EDITORIAL - behold the servant king

24 December 2015 07:36 pm

A modern thinker Eckhart Tolle, followed by millions invited his students to look at the whole of human history as if it was the history of a single individual. Then they discussed what they saw on the graph. After a sober evaluation they agreed that it looked like the life story of a severely disturbed, insane person! Unprovoked attacks by one group of people on another, murder and genocide on a mass scale, religious intolerance leading to the slaughter of thousands, planned pain, torture and enslavement inflicted by humans on other humans! Worst of all were wars, conflicts and massacres that were begun with the intention of creating a better world, a better life and a purer religion or race.

It is clear that there is a serious crisis within humanity. One part of us believes in peace, love, forgiveness, mercy and live and let live. Another part of us is convinced that violence, force, pain, brutality and the use of fear is the only way to achieve one’s own needs, desires and goals. When we come under threat, become insecure or our desire to possess or gratify ourselves becomes overwhelming, we unconsciously slip into the latter methods. That is why we need to have laws, rules, regulations, police, army, courts and jails constantly overshadowing us.

At Christmas we have the answer to this problem that the God of Christianity presents to the world. A God believed to be omnipotent or capable of anything He wishes or desires chooses a unique method to engage humanity and its internal problems. God becomes a man in Jesus Christ, small, weak and vulnerable in the hands of His creation. He chooses to love, heal, forgive, care and serve as opposed to controlling, dominating, taking revenge and subjugating others by the threat of force and violence. But what did He get in return from those who were well established and threatened by his actions? A plot and a clever ploy that led to a painful crucifixion and death. That should have been that and life should have gone on as it always had. But it did not.

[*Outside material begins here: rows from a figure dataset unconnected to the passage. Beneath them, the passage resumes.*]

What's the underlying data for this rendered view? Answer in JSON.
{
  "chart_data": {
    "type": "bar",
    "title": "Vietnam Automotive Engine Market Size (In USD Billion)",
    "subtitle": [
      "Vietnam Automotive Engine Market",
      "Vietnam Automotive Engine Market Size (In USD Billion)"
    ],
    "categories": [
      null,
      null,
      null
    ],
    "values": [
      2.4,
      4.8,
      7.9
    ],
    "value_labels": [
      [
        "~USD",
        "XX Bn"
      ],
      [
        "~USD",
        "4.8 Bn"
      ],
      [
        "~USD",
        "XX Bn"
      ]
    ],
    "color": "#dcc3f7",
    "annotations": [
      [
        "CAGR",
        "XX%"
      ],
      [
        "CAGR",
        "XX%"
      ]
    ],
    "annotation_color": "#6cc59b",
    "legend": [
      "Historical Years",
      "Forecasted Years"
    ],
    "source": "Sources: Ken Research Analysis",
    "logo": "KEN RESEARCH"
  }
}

How he was born, how he lived, what he lived for and how he died began to make an indelible impression in the hearts of millions. People who looked at him sensed that there was indeed another way, a better way to deal with life and the problems of life. That violence and force can be overcome and made obsolete by a small, vulnerable baby held in the arms of a poor mother. While violence and force capture the external human, the baby Jesus was able to capture the heart of the world and change civilization itself.

No one said it better than Napoleon Bonaparte at the end of his life after the empire he built by war and violence crumbled before his very eyes, when he asked, “Who is this man, who continues to conquer the hearts of humankind and inspire them to live and die for him so many years after he lived?”
May Christmas enkindle in us the hope that there is indeed an answer beyond violence and force and that gentleness, love and mercy will prevail in the history of humanity.